Addie Munroe is supposed to serve as Annie Turnbo Malone’s fictional counterpart in the mini-series. The competition between her and Madam Walker is the main conflict and Addie comes out as the clear villain. But Annie Malone never saw Madam CJ Walker as her arch-nemesis to the extent that the Netflix series would have you believe.
There is also a storyline that pits Sarah and Addie against each other because the fictional “Addie” symbolizes the coveted light-skinned standard of Blackness which makes our protagonist self-conscious about her darker skin. In real life, it seems like the rivalry was strictly business. Also, testimonials recount Annie as being the first millionaire, though that is disputed because accounts of her money are less well documented than Madam Walker’s.
She owned the Dark Tower hair salon in Harlem and had many LGBTQ customers and friends. She helped shape the Harlem Renaissance and eventually took over the company after her mom’s death.
It’s unclear how this storyline came about in Self Made. By all accounts, her depicted sexuality was a total fabrication for the series, possibly to add a layer to the character or add dramatic tension between her and her mother. Even if her homosexuality was an open secret amongst her family, it's doubtful that they would choose this platform to out her.
This is true, and he did contribute to advertising for the family business. They divorced as in the series and she kept her name. He tried to start another beauty business with his second wife and failed.
They met in Denver (which was completely omitted from the series) and he was Sarah Breedlove’s third husband. She also did not draw out their divorce for years like in Self Made.
He took care of the company and became CEO once Lelia died.

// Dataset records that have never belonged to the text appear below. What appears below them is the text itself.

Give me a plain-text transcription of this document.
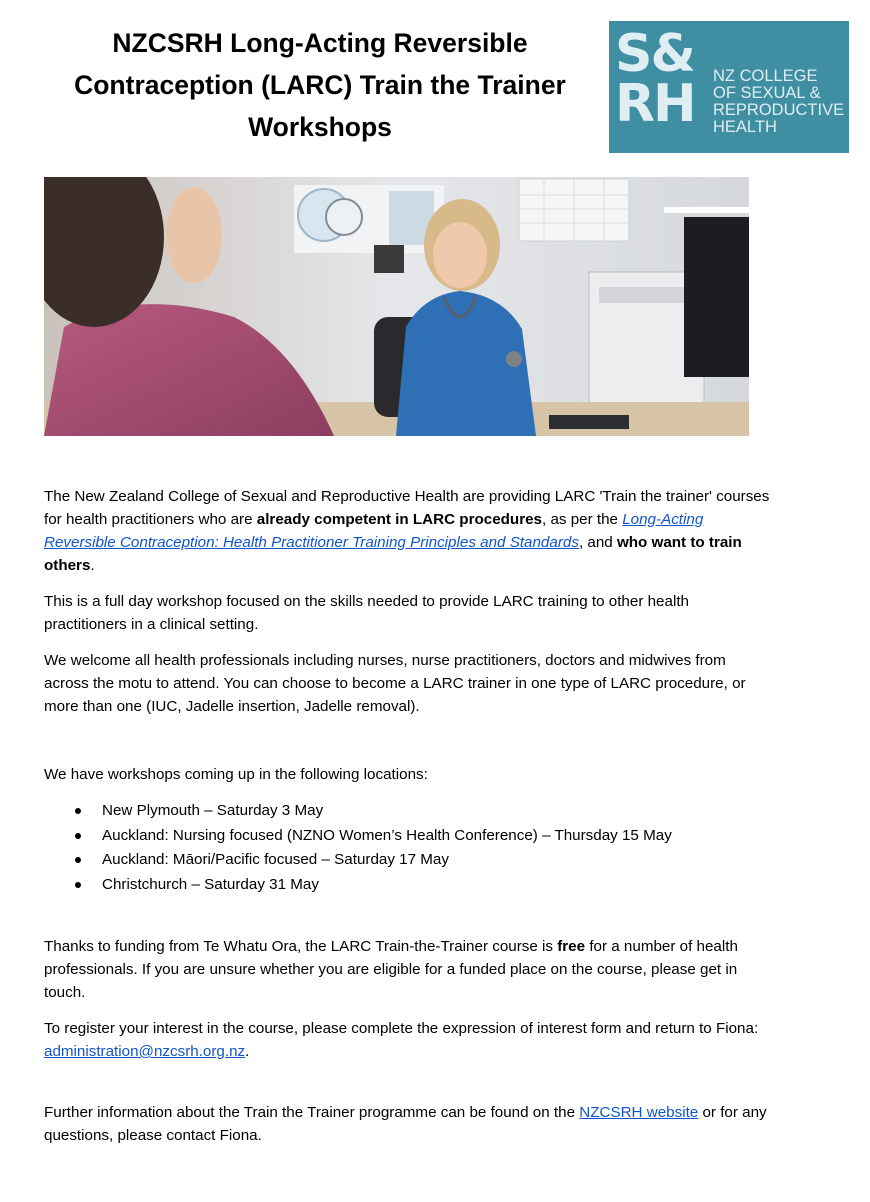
NZCSRH Long-Acting Reversible Contraception (LARC) Train the Trainer Workshops
S&
RH NZ COLLEGE
OF SEXUAL &
REPRODUCTIVE
HEALTH

The New Zealand College of Sexual and Reproductive Health are providing LARC 'Train the trainer' courses for health practitioners who are already competent in LARC procedures, as per the Long-Acting Reversible Contraception: Health Practitioner Training Principles and Standards, and who want to train others.

This is a full day workshop focused on the skills needed to provide LARC training to other health practitioners in a clinical setting.

We welcome all health professionals including nurses, nurse practitioners, doctors and midwives from across the motu to attend. You can choose to become a LARC trainer in one type of LARC procedure, or more than one (IUC, Jadelle insertion, Jadelle removal).

We have workshops coming up in the following locations:

New Plymouth – Saturday 3 May
Auckland: Nursing focused (NZNO Women’s Health Conference) – Thursday 15 May
Auckland: Māori/Pacific focused – Saturday 17 May
Christchurch – Saturday 31 May

Thanks to funding from Te Whatu Ora, the LARC Train-the-Trainer course is free for a number of health professionals. If you are unsure whether you are eligible for a funded place on the course, please get in touch.

To register your interest in the course, please complete the expression of interest form and return to Fiona: administration@nzcsrh.org.nz.

Further information about the Train the Trainer programme can be found on the NZCSRH website or for any questions, please contact Fiona.
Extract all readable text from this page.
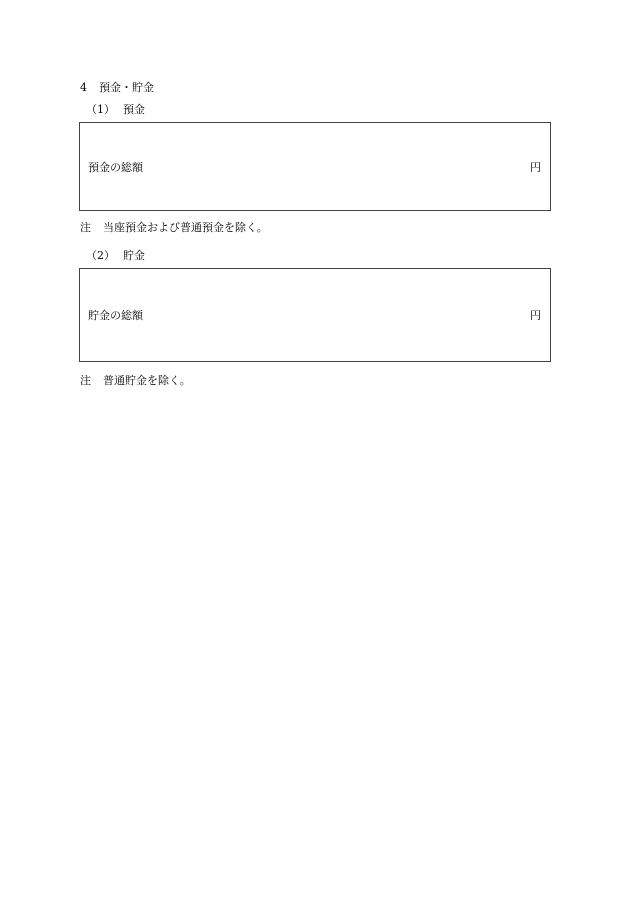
4 預金・貯金
（1） 預金
預金の総額	円
注 当座預金および普通預金を除く。
（2） 貯金
貯金の総額	円
注 普通貯金を除く。
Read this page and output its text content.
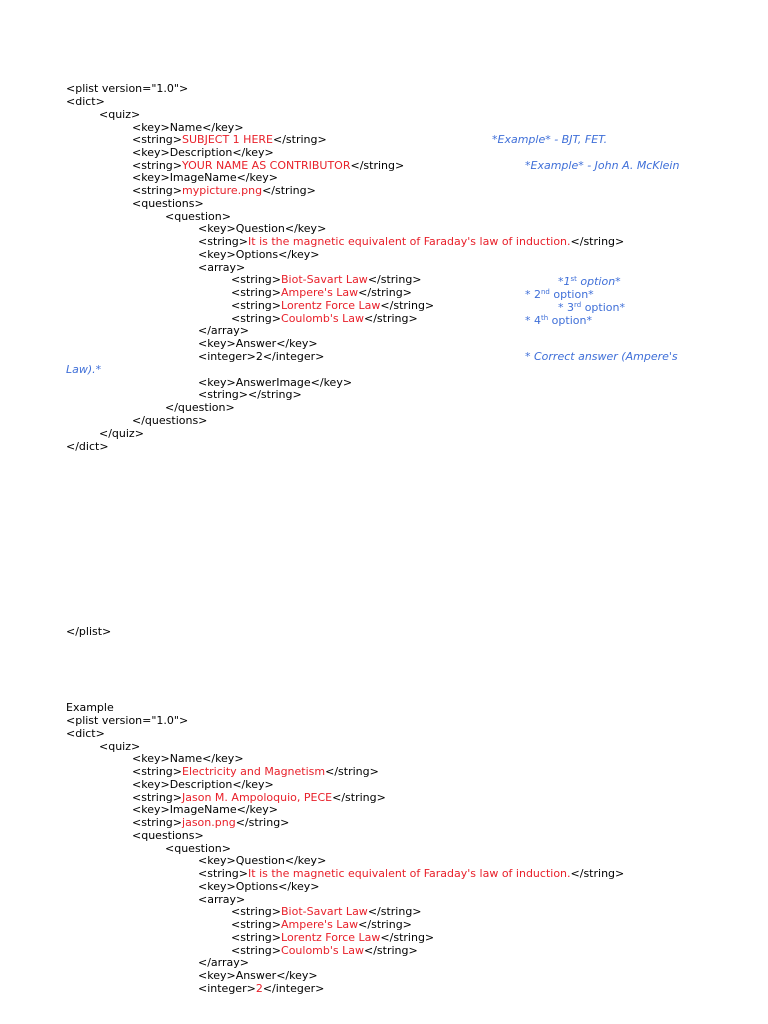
<plist version="1.0">
<dict>
<quiz>
<key>Name</key>
<string>SUBJECT 1 HERE</string>
<key>Description</key>
<string>YOUR NAME AS CONTRIBUTOR</string>
<key>ImageName</key>
<string>mypicture.png</string>
<questions>
<question>
<key>Question</key>
<string>It is the magnetic equivalent of Faraday's law of induction.</string>
<key>Options</key>
<array>
<string>Biot-Savart Law</string>
<string>Ampere's Law</string>
<string>Lorentz Force Law</string>
<string>Coulomb's Law</string>
</array>
<key>Answer</key>
<integer>2</integer>
<key>AnswerImage</key>
<string></string>
</question>
</questions>
</quiz>
</dict>
*Example* - BJT, FET.
*Example* - John A. McKlein
*1st option*
* 2nd option*
* 3rd option*
* 4th option*
* Correct answer (Ampere's
Law).*
</plist>
Example
<plist version="1.0">
<dict>
<quiz>
<key>Name</key>
<string>Electricity and Magnetism</string>
<key>Description</key>
<string>Jason M. Ampoloquio, PECE</string>
<key>ImageName</key>
<string>jason.png</string>
<questions>
<question>
<key>Question</key>
<string>It is the magnetic equivalent of Faraday's law of induction.</string>
<key>Options</key>
<array>
<string>Biot-Savart Law</string>
<string>Ampere's Law</string>
<string>Lorentz Force Law</string>
<string>Coulomb's Law</string>
</array>
<key>Answer</key>
<integer>2</integer>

In the series, Ransom has a cousin tied to organized crime who eventually gets lynched for defending Ransom’s son. Though it made for powerful content, the character that Ransom worries over never existed in real life.
Madam Walker made the biggest donation to the NAACP at the time in 1919. It was for $5000 which translates into $77000 in today’s money. That was one of her many philanthropic ventures.
In Self Made, Booker T. Washington endorses the Annie Malone substitute, Addie Munroe. His endorsement fuels Sarah and Addie's rivalry. In reality, he did not believe in beauty products, saw them as vain, and would never have promoted a beauty business.
So, there we go. It seems Self Made got its own beauty treatment in the shape of a Hollywood revision that glossed over accurate history in favor of a more dramatized storyline.
The fictionalization did not seem to make for a better story. Even in the realm of fantasy, the dream sequences in each episode were a bit gratuitous. Part 1 shows a boxing match. Part 2 shows a musical. Part 3 shows the “Walker Girl,” the light-skinned standard of beauty haunting Sarah. Part 4 shows flashbacks to her parents. These dream sequences, along with the modern soundtrack, back-dropped to an era-appropriate setting and costume design, seem a little out of place.
Although the intent was probably to introduce the Madam CJ Walker story to a new audience, by omitting certain key elements of the story, Self Made has constructed a skewed vision of the Madam CJ Walker story.
Despite its deviations from history, Self Made rates high on the Incluvie scale. It shows African American women (and men) as successful entrepreneurs, lawyers, sales agents, and more at a time when the generation before them were enslaved.
Even though it's likely a fictional addition, the series depicts Lelia as a lesbian and treats the subject delicately.
A truly inspirational story of a self-made woman, played beautifully and with heart by the amazing Octavia Spencer. The production team, directors, and writers are also Black.